Here are the abstracts of their projects:
“Special Relativity and Divine Eternality: The Contemporary Debate”
Some of philosophy of religion’s most prominent figures (e.g. Augustine, Boethius, Aquinas and others) have advocated the idea that God’s eternality should be construed as atemporality: God exists outside of time. Some contemporary philosophers believe that Einstein’s special theory of relativity (SR) provides support for this conception of divine eternality. In this presentation, I will first perform a quick historical survey of conceptions of divine timelessness in Augustine, Boethius, and Aquinas. I will move on to examine the contemporary debate over divine atemporality as it involves special relativity. In particular I will survey the arguments of Brian Leftow, who believes special relativity provides support for divine atemporality, and his critics, particularly William Lane Craig.
“Be a Tool: How Personal Identity Can Work for You!”

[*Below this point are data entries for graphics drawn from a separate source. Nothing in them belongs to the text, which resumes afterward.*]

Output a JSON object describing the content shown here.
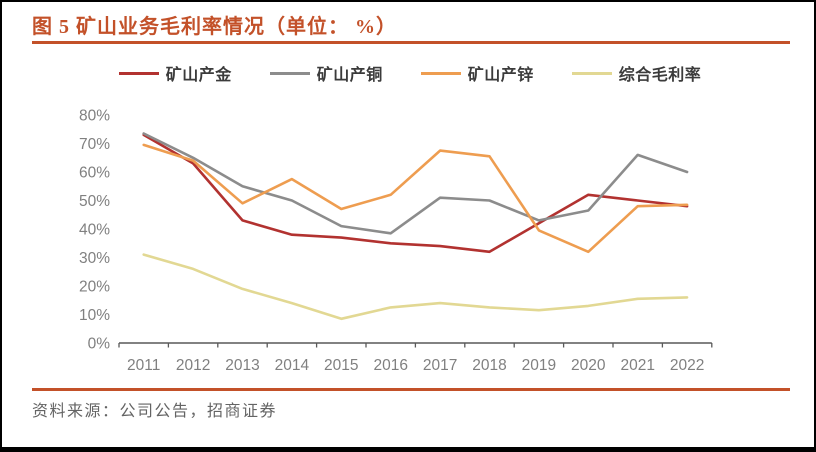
{
  "title": "图 5 矿山业务毛利率情况（单位： %）",
  "footer": {
    "source": "资料来源：公司公告，招商证券"
  },
  "colors": {
    "accent_rule": "#C35129",
    "axis_line": "#595959",
    "tick_label": "#808080",
    "frame_border": "#000000",
    "background": "#FFFFFF"
  },
  "chart_data": {
    "type": "line",
    "x": [
      2011,
      2012,
      2013,
      2014,
      2015,
      2016,
      2017,
      2018,
      2019,
      2020,
      2021,
      2022
    ],
    "series": [
      {
        "name": "矿山产金",
        "color": "#B23230",
        "values": [
          73,
          63,
          43,
          38,
          37,
          35,
          34,
          32,
          42,
          52,
          50,
          48
        ]
      },
      {
        "name": "矿山产铜",
        "color": "#8C8C8C",
        "values": [
          73.5,
          65,
          55,
          50,
          41,
          38.5,
          51,
          50,
          43,
          46.5,
          66,
          60
        ]
      },
      {
        "name": "矿山产锌",
        "color": "#EE9D50",
        "values": [
          69.5,
          64,
          49,
          57.5,
          47,
          52,
          67.5,
          65.5,
          39.5,
          32,
          48,
          48.5
        ]
      },
      {
        "name": "综合毛利率",
        "color": "#E2D893",
        "values": [
          31,
          26,
          19,
          14,
          8.5,
          12.5,
          14,
          12.5,
          11.5,
          13,
          15.5,
          16
        ]
      }
    ],
    "ylim": [
      0,
      80
    ],
    "ytick_step": 10,
    "ytick_format": "percent",
    "grid": false,
    "legend_position": "top"
  }
}
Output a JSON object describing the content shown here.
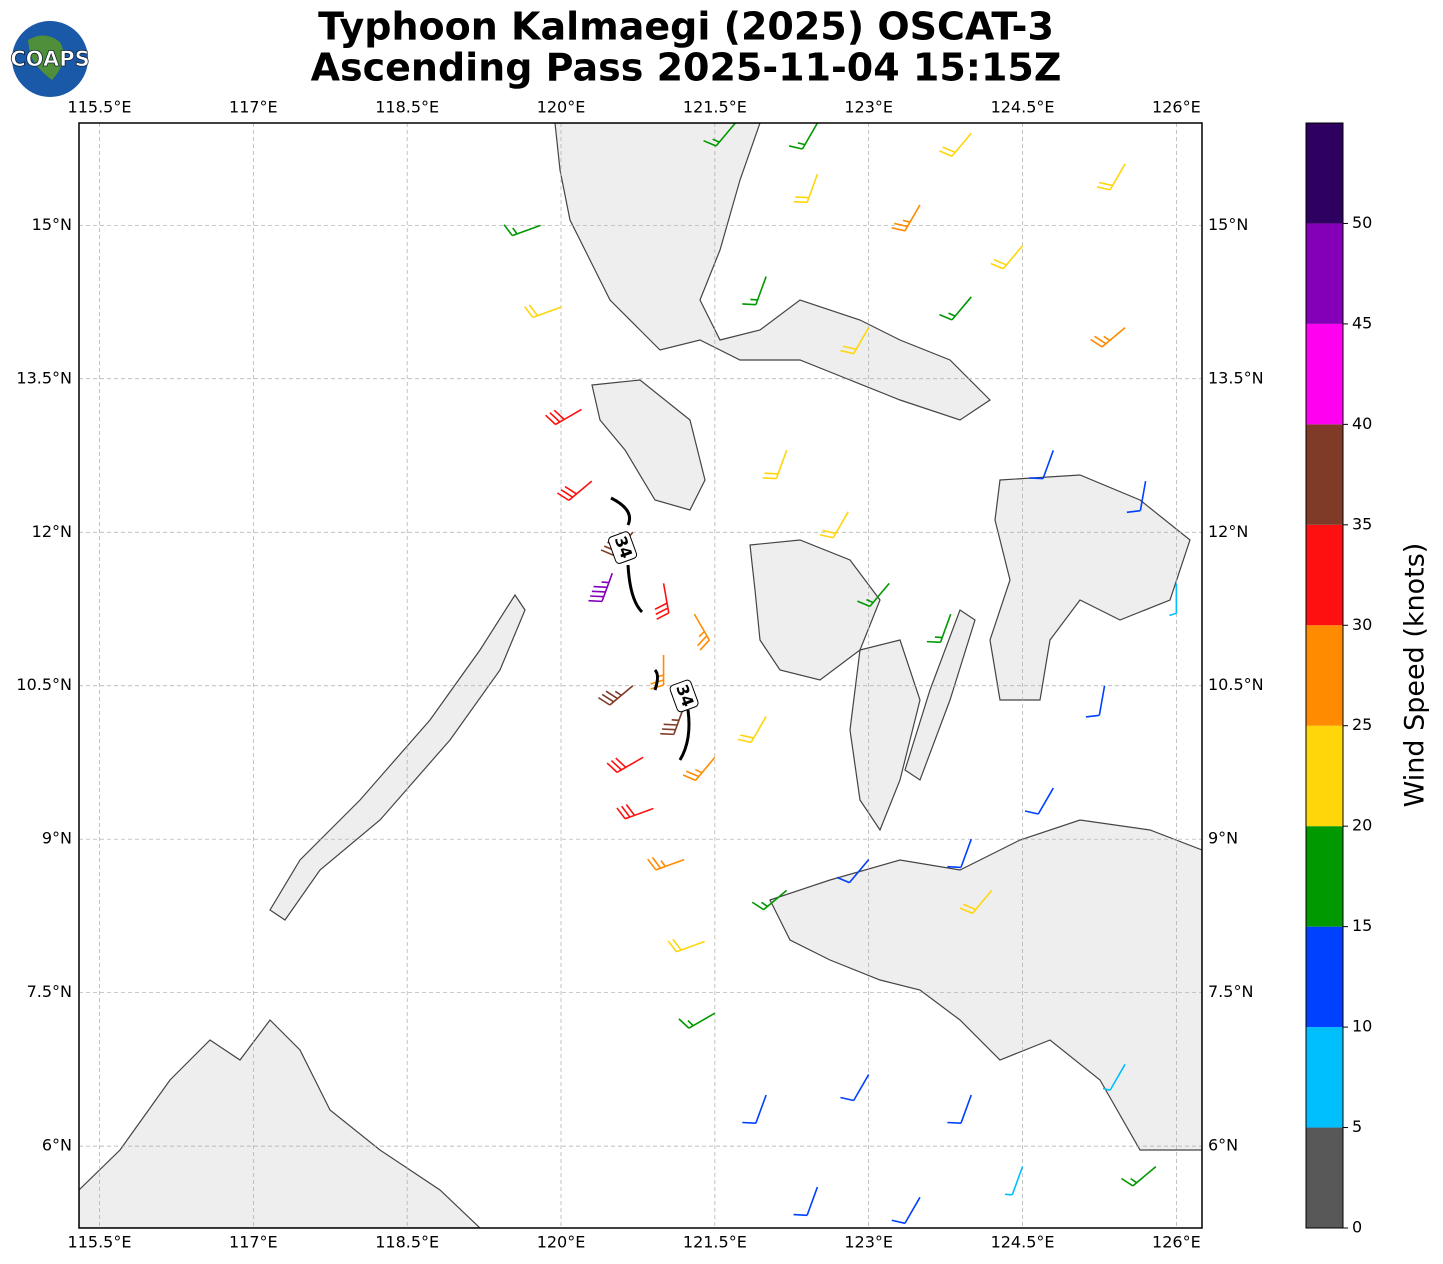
{
  "chart_data": {
    "type": "barbs",
    "logo": "COAPS",
    "title": "Typhoon Kalmaegi (2025) OSCAT-3",
    "subtitle": "Ascending Pass 2025-11-04 15:15Z",
    "xlim": [
      115.3,
      126.25
    ],
    "ylim": [
      5.2,
      16.0
    ],
    "xticks": [
      {
        "value": 115.5,
        "label": "115.5°E"
      },
      {
        "value": 117,
        "label": "117°E"
      },
      {
        "value": 118.5,
        "label": "118.5°E"
      },
      {
        "value": 120,
        "label": "120°E"
      },
      {
        "value": 121.5,
        "label": "121.5°E"
      },
      {
        "value": 123,
        "label": "123°E"
      },
      {
        "value": 124.5,
        "label": "124.5°E"
      },
      {
        "value": 126,
        "label": "126°E"
      }
    ],
    "yticks": [
      {
        "value": 6,
        "label": "6°N"
      },
      {
        "value": 7.5,
        "label": "7.5°N"
      },
      {
        "value": 9,
        "label": "9°N"
      },
      {
        "value": 10.5,
        "label": "10.5°N"
      },
      {
        "value": 12,
        "label": "12°N"
      },
      {
        "value": 13.5,
        "label": "13.5°N"
      },
      {
        "value": 15,
        "label": "15°N"
      }
    ],
    "grid": true,
    "colorbar": {
      "label": "Wind Speed (knots)",
      "lim": [
        0,
        55
      ],
      "bounds": [
        0,
        5,
        10,
        15,
        20,
        25,
        30,
        35,
        40,
        45,
        50,
        55
      ],
      "colors": [
        "#585858",
        "#00bfff",
        "#0040ff",
        "#009900",
        "#ffd60a",
        "#ff8c00",
        "#ff1010",
        "#7f3b28",
        "#ff00f0",
        "#8400b8",
        "#2e0060"
      ],
      "ticks": [
        0,
        5,
        10,
        15,
        20,
        25,
        30,
        35,
        40,
        45,
        50
      ]
    },
    "contour_labels": [
      {
        "text": "34",
        "lon": 120.6,
        "lat": 11.85
      },
      {
        "text": "34",
        "lon": 121.2,
        "lat": 10.4
      }
    ],
    "barbs": {
      "lon": [
        122.5,
        123.5,
        124.5,
        125.5,
        122,
        123,
        124,
        125.5,
        124.8,
        125.7,
        126,
        125.3,
        119.8,
        120,
        120.2,
        120.3,
        120.7,
        120.5,
        121,
        121.3,
        121,
        120.7,
        121.2,
        120.8,
        120.9,
        121.5,
        122,
        122.2,
        122.8,
        123.2,
        123.8,
        121.2,
        121.4,
        121.5,
        122.2,
        123,
        124,
        124.8,
        124.2,
        122,
        123,
        124,
        122.5,
        123.5,
        124.5,
        125.8,
        125.5,
        121.7,
        122.5,
        124
      ],
      "lat": [
        15.5,
        15.2,
        14.8,
        15.6,
        14.5,
        14,
        14.3,
        14,
        12.8,
        12.5,
        11.5,
        10.5,
        15,
        14.2,
        13.2,
        12.5,
        12,
        11.6,
        11.5,
        11.2,
        10.8,
        10.5,
        10.3,
        9.8,
        9.3,
        9.8,
        10.2,
        12.8,
        12.2,
        11.5,
        11.2,
        8.8,
        8,
        7.3,
        8.5,
        8.8,
        9,
        9.5,
        8.5,
        6.5,
        6.7,
        6.5,
        5.6,
        5.5,
        5.8,
        5.8,
        6.8,
        16,
        16,
        15.9
      ],
      "speed": [
        20,
        25,
        20,
        20,
        15,
        20,
        15,
        25,
        10,
        10,
        5,
        10,
        15,
        20,
        30,
        30,
        35,
        45,
        30,
        25,
        25,
        35,
        35,
        30,
        30,
        25,
        20,
        20,
        20,
        15,
        15,
        25,
        20,
        15,
        15,
        10,
        10,
        10,
        20,
        10,
        10,
        10,
        10,
        10,
        5,
        15,
        5,
        15,
        15,
        20
      ],
      "direction": [
        200,
        210,
        220,
        210,
        200,
        210,
        220,
        230,
        200,
        190,
        180,
        190,
        250,
        250,
        240,
        230,
        220,
        200,
        170,
        150,
        180,
        230,
        200,
        240,
        250,
        220,
        210,
        200,
        210,
        220,
        200,
        250,
        250,
        240,
        230,
        220,
        200,
        210,
        220,
        200,
        210,
        200,
        200,
        210,
        200,
        230,
        210,
        220,
        210,
        220
      ]
    }
  }
}
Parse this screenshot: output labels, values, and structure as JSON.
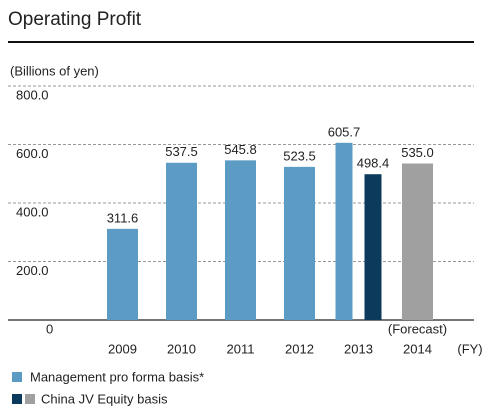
{
  "chart_data": {
    "type": "bar",
    "title": "Operating Profit",
    "y_label": "(Billions of yen)",
    "x_label": "(FY)",
    "annotation": "(Forecast)",
    "categories": [
      "2009",
      "2010",
      "2011",
      "2012",
      "2013",
      "2014"
    ],
    "series": [
      {
        "name": "Management pro forma basis*",
        "color": "#5b9bc4",
        "values": [
          311.6,
          537.5,
          545.8,
          523.5,
          605.7,
          null
        ]
      },
      {
        "name": "China JV Equity basis",
        "color": "#0b3a5c",
        "forecast_color": "#a0a0a0",
        "values": [
          null,
          null,
          null,
          null,
          498.4,
          535.0
        ],
        "value_labels": [
          null,
          null,
          null,
          null,
          "498.4",
          "535.0"
        ]
      }
    ],
    "ylim": [
      0,
      800
    ],
    "yticks": [
      0,
      {
        "value": 200,
        "label": "200.0"
      },
      {
        "value": 400,
        "label": "400.0"
      },
      {
        "value": 600,
        "label": "600.0"
      },
      {
        "value": 800,
        "label": "800.0"
      }
    ],
    "grid": true
  }
}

My thesis contends with two long debated philosophical questions: what is personal identity and how does it persist over time? Traditional answers to these questions posit identity as either a psychological, physical, or immaterial attribute of a person. Despite the longevity of these theories however, each has proven to be inadequate in certain situations. Typically, these notions of identity lack durability, thus leaving the possibility for slight changes in a person to constitute a drastic change in their identity. In constructing a more durable theory of identity I have sought to describe the ways in which personal identity emerges in our everyday lives. Through the philosophy of Martin Heidegger my research has led me to the conclusion that personal identity is not something we find in a person, but rather a tool we use to make sense of the actions of others as well as ourselves.